Cerca de 315 famílias são contempladas com o desenvolvimento do projeto Nossabio, que tem como objetivo fortalecer a gestão comunitária e estruturar cadeias de valor em cinco Unidades de Conservação (UCs): Reserva Extrativista Chico Mendes, Reserva Extrativista do Cazumbá-Iracema, Floresta Nacional de São Francisco, Florestal Nacional do Macauã (no Acre) e Parque Estadual de Guajará-Mirim (em Rondônia). O Nossabio compõe o Legado Integrado da Região Amazônica (Lira), uma iniciativa idealizada pelo Instituto de Pesquisas Ecológicas (IPÊ) para aumentar a efetividade de gestão das áreas protegidas da Amazônia.

Fabiana Prado, gerente do Projeto Lira/IPÊ, considera que o diferencial do Nossabio é a articulação em rede entre organizações, empresas e poder público, o que potencializa as ações e otimiza os recursos. “O projeto fortalece a governança das comunidades e os diferentes instrumentos de gestão, com destaque para as cadeias produtivas e a intermediação com o setor privado para garantir a comercialização do que é produzido no local”, explica. A SOS Amazônia é responsável pela gestão operacional do projeto em estreita ligação com organizações sociais, cooperativas e associações extrativistas de cada uma das unidades.


As atividades do projeto iniciaram em setembro de 2020, com a realização de oficinas de apresentação e planejamento comunitário, respeitando os protocolos de prevenção da covid19, como o distanciamento físico e o uso de máscara e álcool em gel. A fim de alinhar as propostas com a realidade local das comunidades, as oficinas tiveram a participação de membros da SOS Amazônia, do Instituto Chico Mendes para a Conservação da Biodiversidade (ICMBio), gestores das UCs, representantes das comunidades e instituições parceiras.

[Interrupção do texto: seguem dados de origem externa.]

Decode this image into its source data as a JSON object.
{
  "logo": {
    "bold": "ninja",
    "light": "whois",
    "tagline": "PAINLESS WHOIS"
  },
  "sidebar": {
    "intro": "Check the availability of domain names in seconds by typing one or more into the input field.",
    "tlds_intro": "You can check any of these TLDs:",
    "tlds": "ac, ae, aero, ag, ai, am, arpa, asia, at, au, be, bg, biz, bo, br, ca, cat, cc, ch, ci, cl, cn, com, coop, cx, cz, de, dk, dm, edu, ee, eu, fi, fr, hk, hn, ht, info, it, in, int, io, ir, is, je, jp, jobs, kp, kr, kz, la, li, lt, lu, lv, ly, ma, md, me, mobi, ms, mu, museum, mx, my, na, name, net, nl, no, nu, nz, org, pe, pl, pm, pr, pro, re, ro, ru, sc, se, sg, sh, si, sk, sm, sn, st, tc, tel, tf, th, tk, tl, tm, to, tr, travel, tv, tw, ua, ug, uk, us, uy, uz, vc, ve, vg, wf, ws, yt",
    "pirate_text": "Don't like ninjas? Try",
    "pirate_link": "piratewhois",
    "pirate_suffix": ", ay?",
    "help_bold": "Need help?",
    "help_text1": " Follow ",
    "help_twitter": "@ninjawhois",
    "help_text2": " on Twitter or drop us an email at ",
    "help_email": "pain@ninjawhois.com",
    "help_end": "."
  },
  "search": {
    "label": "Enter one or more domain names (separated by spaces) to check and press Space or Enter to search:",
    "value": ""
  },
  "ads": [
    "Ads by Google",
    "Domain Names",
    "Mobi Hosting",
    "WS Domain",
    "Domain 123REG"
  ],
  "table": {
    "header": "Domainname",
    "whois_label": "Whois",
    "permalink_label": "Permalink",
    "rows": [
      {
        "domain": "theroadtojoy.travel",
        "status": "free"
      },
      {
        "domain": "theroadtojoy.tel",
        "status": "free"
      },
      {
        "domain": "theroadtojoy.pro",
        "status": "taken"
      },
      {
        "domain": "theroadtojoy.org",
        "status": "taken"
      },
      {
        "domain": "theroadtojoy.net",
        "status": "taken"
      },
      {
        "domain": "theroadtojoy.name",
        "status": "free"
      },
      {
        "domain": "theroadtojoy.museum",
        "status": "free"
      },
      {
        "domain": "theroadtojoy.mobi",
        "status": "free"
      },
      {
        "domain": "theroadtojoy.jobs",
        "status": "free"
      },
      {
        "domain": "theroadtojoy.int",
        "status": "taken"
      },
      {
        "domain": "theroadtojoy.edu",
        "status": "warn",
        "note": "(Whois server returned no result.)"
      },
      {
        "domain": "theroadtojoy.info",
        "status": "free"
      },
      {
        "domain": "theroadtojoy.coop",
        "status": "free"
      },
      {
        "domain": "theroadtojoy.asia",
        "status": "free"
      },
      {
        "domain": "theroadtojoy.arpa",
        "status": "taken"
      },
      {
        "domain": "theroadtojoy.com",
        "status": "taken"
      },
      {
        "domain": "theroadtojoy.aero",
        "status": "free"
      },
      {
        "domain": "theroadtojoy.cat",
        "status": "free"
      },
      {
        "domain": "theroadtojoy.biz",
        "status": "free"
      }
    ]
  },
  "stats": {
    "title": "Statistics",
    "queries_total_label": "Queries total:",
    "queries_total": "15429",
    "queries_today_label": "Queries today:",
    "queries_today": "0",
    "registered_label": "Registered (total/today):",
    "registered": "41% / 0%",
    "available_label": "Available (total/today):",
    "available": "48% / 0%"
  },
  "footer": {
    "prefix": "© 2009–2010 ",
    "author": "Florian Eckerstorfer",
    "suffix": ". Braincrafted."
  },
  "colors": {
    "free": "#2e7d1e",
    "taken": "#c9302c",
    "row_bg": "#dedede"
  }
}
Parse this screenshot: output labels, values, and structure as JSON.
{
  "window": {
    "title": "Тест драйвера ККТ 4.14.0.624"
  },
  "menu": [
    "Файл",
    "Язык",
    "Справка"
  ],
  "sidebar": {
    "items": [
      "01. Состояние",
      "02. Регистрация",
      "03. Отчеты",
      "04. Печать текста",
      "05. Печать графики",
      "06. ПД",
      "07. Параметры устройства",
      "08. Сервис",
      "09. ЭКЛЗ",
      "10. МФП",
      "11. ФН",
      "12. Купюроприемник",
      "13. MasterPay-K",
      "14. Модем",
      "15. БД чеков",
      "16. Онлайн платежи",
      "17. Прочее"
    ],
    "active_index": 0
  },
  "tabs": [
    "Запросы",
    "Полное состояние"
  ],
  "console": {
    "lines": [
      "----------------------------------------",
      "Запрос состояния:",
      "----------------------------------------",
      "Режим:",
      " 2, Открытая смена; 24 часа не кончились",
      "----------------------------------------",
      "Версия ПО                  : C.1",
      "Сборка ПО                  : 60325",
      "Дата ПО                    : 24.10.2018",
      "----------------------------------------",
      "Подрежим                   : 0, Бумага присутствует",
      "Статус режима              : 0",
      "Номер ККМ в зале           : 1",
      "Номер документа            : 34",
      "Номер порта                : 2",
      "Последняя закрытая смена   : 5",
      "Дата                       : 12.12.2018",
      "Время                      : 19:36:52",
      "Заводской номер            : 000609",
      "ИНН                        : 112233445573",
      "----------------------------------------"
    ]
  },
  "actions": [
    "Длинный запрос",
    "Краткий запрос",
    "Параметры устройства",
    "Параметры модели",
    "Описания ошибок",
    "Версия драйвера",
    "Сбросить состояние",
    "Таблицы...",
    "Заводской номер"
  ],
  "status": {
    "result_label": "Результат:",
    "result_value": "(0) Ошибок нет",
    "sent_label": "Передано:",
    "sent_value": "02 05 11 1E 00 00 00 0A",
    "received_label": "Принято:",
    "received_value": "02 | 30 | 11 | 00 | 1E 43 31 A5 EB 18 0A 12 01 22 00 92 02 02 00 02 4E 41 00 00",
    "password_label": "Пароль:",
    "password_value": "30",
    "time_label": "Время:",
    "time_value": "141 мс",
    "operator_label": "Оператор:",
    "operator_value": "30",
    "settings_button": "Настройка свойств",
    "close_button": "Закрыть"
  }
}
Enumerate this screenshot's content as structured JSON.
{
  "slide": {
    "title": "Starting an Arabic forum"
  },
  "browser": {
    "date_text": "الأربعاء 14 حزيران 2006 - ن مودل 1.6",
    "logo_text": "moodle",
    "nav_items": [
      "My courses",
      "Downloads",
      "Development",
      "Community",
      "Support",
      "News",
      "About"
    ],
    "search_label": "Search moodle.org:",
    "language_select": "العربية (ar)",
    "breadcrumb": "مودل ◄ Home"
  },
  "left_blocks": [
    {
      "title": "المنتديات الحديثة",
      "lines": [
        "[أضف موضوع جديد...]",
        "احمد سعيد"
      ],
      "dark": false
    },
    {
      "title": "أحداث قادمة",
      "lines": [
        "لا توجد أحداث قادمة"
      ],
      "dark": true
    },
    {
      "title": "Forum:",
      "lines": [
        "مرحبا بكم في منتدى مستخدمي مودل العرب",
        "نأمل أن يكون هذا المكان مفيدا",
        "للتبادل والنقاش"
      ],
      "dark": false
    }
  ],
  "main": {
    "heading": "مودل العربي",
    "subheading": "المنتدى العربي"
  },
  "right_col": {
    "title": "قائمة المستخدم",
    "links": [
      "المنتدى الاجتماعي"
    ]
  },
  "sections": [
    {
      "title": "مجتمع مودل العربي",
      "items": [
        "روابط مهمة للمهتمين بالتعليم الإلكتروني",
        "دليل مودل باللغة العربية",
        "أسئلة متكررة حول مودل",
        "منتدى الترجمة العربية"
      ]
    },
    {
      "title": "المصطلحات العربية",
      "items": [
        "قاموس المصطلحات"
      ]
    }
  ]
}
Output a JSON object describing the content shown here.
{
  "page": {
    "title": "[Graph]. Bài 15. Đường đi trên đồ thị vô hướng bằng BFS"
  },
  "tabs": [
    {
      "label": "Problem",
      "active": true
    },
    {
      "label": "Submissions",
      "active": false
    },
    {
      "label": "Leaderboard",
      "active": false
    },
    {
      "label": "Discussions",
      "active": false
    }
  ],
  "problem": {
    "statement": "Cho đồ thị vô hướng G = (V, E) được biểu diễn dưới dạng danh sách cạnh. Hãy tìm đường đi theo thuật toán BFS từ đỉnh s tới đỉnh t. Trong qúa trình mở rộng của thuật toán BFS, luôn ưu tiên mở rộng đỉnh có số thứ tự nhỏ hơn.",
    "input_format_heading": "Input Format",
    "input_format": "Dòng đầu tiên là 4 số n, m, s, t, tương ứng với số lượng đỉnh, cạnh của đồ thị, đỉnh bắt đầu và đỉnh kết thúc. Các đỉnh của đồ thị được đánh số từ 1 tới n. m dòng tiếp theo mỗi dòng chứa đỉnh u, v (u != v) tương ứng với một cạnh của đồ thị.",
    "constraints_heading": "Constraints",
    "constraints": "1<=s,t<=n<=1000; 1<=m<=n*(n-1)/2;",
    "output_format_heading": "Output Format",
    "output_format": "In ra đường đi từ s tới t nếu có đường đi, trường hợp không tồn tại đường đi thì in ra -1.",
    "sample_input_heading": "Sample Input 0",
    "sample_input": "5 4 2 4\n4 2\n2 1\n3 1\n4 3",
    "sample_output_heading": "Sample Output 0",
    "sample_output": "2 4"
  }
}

“Construímos o planejamento das atividades com os moradores. Definimos o cronograma, a frequência de viagens de campo, as atividades a serem desenvolvidas e a contrapartida das comunidades, que vai desde a participação em oficinas até a limpeza das estradas de seringa”, conta Álisson Maranho, secretário técnico da SOS Amazônia.

A partir desses encontros, foi feito um diagnóstico simplificado do contexto socioambiental de cada propriedade, a fim de descobrir a renda familiar, a produção local e a situação ambiental do terreno. Esse diagnóstico é decisivo para a definição de estratégias de atuação em cada UC e para a diversificação das atividades econômicas, por meio das cadeias de valor.

“Tivemos o cuidado de selecionar cadeias produtivas que já eram de interesse das famílias ou que já estavam em desenvolvimento dentro das comunidades. A gente acredita que desenvolver atividades produtivas de baixo impacto nessas unidades de uso sustentável é um caminho para trazer renda às famílias”, avalia Maranho.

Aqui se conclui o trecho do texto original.